Folha de S.Paulo – Ilustrada
9 de abril de 2012
por Vanessa Barbara
Uma das coisas boas da vida é saber que há inúmeros universos funcionando de forma paralela e independente de nós, com suas regras próprias, linguagem, lendas, vilões e heróis. Isso vale para áreas complexas como a astroquímica no Brasil e também para temas prosaicos, como o setor dos parafusos, da escultura em legumes, dos tocadores de pífano, dos fãs de “Star Trek”, dos praticantes de vôlei e entusiastas do latim.
Sempre quis falar, por exemplo, das dançarinas bamboleando atrás do Faustão – quem são elas, quais são suas motivações e angústias? Quem é a mais invejada? Quem revolucionou a área?
Dito isso, foi com prazer que me vi perdidamente envolvida no mundo da criação do gado nelore, iniciando-me num Leilão de Muares que passou ao vivo no Canal Rural.
Foram quase 4 horas de portentosos bovinos desfilando na tela enquanto compradores davam seus lances por telefone e um especialista pecuário descrevia os atrativos de cada lote. Fiquei tão fascinada que foi preciso tirar o telefone de perto, ou agora mesmo teria um novilho pastando no meu quintal.
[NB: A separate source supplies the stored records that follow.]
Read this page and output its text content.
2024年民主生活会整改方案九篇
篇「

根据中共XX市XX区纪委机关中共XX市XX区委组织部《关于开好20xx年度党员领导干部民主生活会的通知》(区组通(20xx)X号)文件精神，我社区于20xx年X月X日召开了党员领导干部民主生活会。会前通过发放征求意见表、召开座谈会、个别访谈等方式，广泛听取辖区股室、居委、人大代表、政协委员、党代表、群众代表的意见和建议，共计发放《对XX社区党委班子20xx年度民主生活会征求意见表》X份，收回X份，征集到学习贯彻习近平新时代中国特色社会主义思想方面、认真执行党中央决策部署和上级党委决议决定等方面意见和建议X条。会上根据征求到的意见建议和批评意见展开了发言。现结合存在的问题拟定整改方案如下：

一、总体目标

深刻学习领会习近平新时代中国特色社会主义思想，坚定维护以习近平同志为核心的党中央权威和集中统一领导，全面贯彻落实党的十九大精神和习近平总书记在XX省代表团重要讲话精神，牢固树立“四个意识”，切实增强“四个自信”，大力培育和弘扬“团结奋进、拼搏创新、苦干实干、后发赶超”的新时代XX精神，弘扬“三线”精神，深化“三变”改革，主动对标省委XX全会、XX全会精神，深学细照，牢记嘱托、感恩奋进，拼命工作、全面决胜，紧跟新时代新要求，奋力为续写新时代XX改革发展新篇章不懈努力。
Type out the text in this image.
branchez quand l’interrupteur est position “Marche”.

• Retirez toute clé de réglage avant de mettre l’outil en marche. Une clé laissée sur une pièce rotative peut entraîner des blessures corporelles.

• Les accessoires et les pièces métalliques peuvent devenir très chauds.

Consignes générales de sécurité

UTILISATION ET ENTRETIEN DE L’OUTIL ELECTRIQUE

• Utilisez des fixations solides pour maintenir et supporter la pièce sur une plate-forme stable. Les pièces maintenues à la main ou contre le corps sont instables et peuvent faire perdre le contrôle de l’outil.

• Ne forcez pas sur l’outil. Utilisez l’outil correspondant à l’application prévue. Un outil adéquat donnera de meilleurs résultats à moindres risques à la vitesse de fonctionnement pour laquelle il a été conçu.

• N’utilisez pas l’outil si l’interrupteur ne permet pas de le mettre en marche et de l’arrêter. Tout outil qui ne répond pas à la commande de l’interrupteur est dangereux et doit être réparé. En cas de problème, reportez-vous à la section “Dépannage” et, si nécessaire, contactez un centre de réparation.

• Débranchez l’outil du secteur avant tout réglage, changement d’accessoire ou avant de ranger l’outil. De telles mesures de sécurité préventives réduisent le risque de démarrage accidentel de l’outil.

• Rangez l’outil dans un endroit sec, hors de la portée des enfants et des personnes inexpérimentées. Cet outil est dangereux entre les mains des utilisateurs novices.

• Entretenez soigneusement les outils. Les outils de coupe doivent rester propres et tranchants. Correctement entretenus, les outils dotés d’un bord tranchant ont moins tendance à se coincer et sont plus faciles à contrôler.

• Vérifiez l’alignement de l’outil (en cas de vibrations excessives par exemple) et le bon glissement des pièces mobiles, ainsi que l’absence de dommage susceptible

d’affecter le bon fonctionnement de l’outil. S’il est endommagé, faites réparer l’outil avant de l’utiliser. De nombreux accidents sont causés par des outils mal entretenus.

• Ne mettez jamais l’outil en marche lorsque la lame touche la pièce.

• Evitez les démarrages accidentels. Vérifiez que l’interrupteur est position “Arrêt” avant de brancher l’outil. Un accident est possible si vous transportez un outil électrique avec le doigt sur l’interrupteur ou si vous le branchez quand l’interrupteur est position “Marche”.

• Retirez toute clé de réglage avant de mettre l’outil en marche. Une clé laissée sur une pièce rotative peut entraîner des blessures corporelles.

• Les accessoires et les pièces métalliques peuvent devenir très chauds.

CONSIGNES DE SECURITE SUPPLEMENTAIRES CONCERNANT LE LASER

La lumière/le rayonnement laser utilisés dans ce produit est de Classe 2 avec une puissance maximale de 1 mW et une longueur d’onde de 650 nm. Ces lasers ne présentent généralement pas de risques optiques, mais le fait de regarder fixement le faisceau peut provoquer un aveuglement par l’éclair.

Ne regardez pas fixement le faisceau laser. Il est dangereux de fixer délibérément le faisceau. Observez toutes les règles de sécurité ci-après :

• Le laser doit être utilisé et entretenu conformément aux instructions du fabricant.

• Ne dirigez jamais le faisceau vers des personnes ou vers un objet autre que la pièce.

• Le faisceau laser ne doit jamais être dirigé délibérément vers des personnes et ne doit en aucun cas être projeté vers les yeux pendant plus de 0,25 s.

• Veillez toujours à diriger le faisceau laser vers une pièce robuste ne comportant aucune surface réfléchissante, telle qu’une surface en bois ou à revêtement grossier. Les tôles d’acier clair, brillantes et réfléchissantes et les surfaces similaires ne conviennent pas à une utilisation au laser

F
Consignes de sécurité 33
Em pouco tempo, entendi o básico: a venda era de prenhezes, em que se exibia a vaca grávida e sua previsão de parto. Forneciam-se os detalhes da gestante, sua genealogia e se gerou descendentes célebres.
Scarlat I, por exemplo, era uma vaca de grande consistência em sua progênie. “Ô, vaca maravilhosa!”, exclamou o leiloeiro, dizendo ser “pigmentada, feminina e com a caixa de crânio linda”. Ela chacoalha o papo, como se concordasse. “Tudo o que ela pare, ela pare muito bem.”
Identificava-se também o touro – não raro, o desgovernado Bitelo SS, campeão absoluto de paternidade.
“São prenhezes destacadas e de grandes matrizes, oriundas de um legado sagrado da raça nelore do Brasil”, exclamou o leiloeiro Aníbal Ferreira, emocionado. Na abertura dos trabalhos, lamentou a ausência do criador Ronaldo Alves, um homem, um mito, que muito cedo aprendeu “a discernir o certo e errado na criação do zebu”. Ele estava ausente porque esperava a chegada de um neto – humano, e não bovino.
Fui cativada pela prenhez da Sérvia 9, uma pechincha – 24 parcelas de 500 reais –, rês de qualidade que estava sendo visivelmente subestimada, apesar de ser “maravilhosa por dentro e por fora”.
Já Backiana era uma vaca com ótima habilidade maternal, muito comprida e mimosa. Não comprei, mas foi quase.